Three months ago yesterday I returned home after spending 11 months traveling around the world loving people as Jesus was loving me.  


Crazy. 
 
What's crazier is that I spent yesterday crammed into a bus with 50-something people winding the through the hills of Guatemala. 

I'm still recovering from that one. 


The last few weeks have been a whirlwind. Said goodbye to my family (again) as I headed to Georgia to spend a week with a few amazing women from my old squad. Then made my way to Chicago for Launch, where all four September squads gathered together for a few days for some teachings and worship before heading out into the nations as vessels of the Kingdom. And now I find myself in the town of Quiche, Guatemala. 

My mind has yet to catch up with my body.
 
Yet amidst the craziness and the subtle reality checks of what I've gotten myself into, I cant help but be overwhelmed by thankfulness. 

My Father has given me the gift of life, one rooted in His unconditional love, and I'm going to savor every minute of it. 
 
Even in the moments when this role of leading 60+ people feels to0 big for me and I dont know what the heck I'm doing. 
Even when it seems like everything is going wrong or not the way I expected. 
Even when I'm exhausted and feel as though I have nothing left to give. 
Even when I fall flat on my face after trying to do things on my own strength. 
Even when I am a broken, hot mess trying to release the lies in order to embrace my true identity as His Beloved. 
Even in the moments of struggle that is dying to self so I may come fully alive in Jesus. 
 
Because even in the hardest, ugliest, messiest moments Jesus is there with me, making me beautiful by the relentless power of His love and grace. 
 
Every day is full of gifts from the Father's heart- its our choice to receive them and to cling to them as the life they give to our dry bones. There is heavenly beauty rising from the ashes if only we'd lift our eyes to see it. 
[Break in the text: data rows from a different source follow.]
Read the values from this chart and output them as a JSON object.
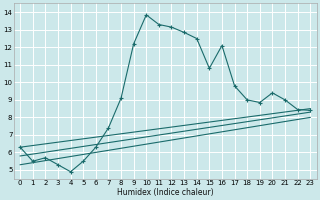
{
  "xlabel": "Humidex (Indice chaleur)",
  "bg_color": "#cce8ea",
  "grid_color": "#ffffff",
  "line_color": "#1a6b6b",
  "xlim": [
    -0.5,
    23.5
  ],
  "ylim": [
    4.5,
    14.5
  ],
  "xticks": [
    0,
    1,
    2,
    3,
    4,
    5,
    6,
    7,
    8,
    9,
    10,
    11,
    12,
    13,
    14,
    15,
    16,
    17,
    18,
    19,
    20,
    21,
    22,
    23
  ],
  "yticks": [
    5,
    6,
    7,
    8,
    9,
    10,
    11,
    12,
    13,
    14
  ],
  "series1_x": [
    0,
    1,
    2,
    3,
    4,
    5,
    6,
    7,
    8,
    9,
    10,
    11,
    12,
    13,
    14,
    15,
    16,
    17,
    18,
    19,
    20,
    21,
    22,
    23
  ],
  "series1_y": [
    6.3,
    5.5,
    5.7,
    5.3,
    4.9,
    5.5,
    6.3,
    7.4,
    9.1,
    12.2,
    13.85,
    13.3,
    13.15,
    12.85,
    12.5,
    10.8,
    12.1,
    9.8,
    9.0,
    8.85,
    9.4,
    9.0,
    8.45,
    8.4
  ],
  "series2_x": [
    0,
    23
  ],
  "series2_y": [
    6.3,
    8.5
  ],
  "series3_x": [
    0,
    23
  ],
  "series3_y": [
    5.8,
    8.3
  ],
  "series4_x": [
    0,
    23
  ],
  "series4_y": [
    5.3,
    8.0
  ]
}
So not only is He entrusting me to lead this amazing squad to the place they are meant to go, He is leading me to the place I am meant to go. Deeper into His heart. The Kingdom. My identity. And though oftentimes I feel in way over my head, there is no where else I'd rather be. There's nothing else I'd rather be doing. He has chosen me for this, putting me here for a reason, and so I will live it up to its fullest. 


Jesus gave all of Himself for me, so I will give all of myself for Him. 

May you today find yourself in awe of the gift of life our Father in heaven has chosen you to live. No one can live it better than you!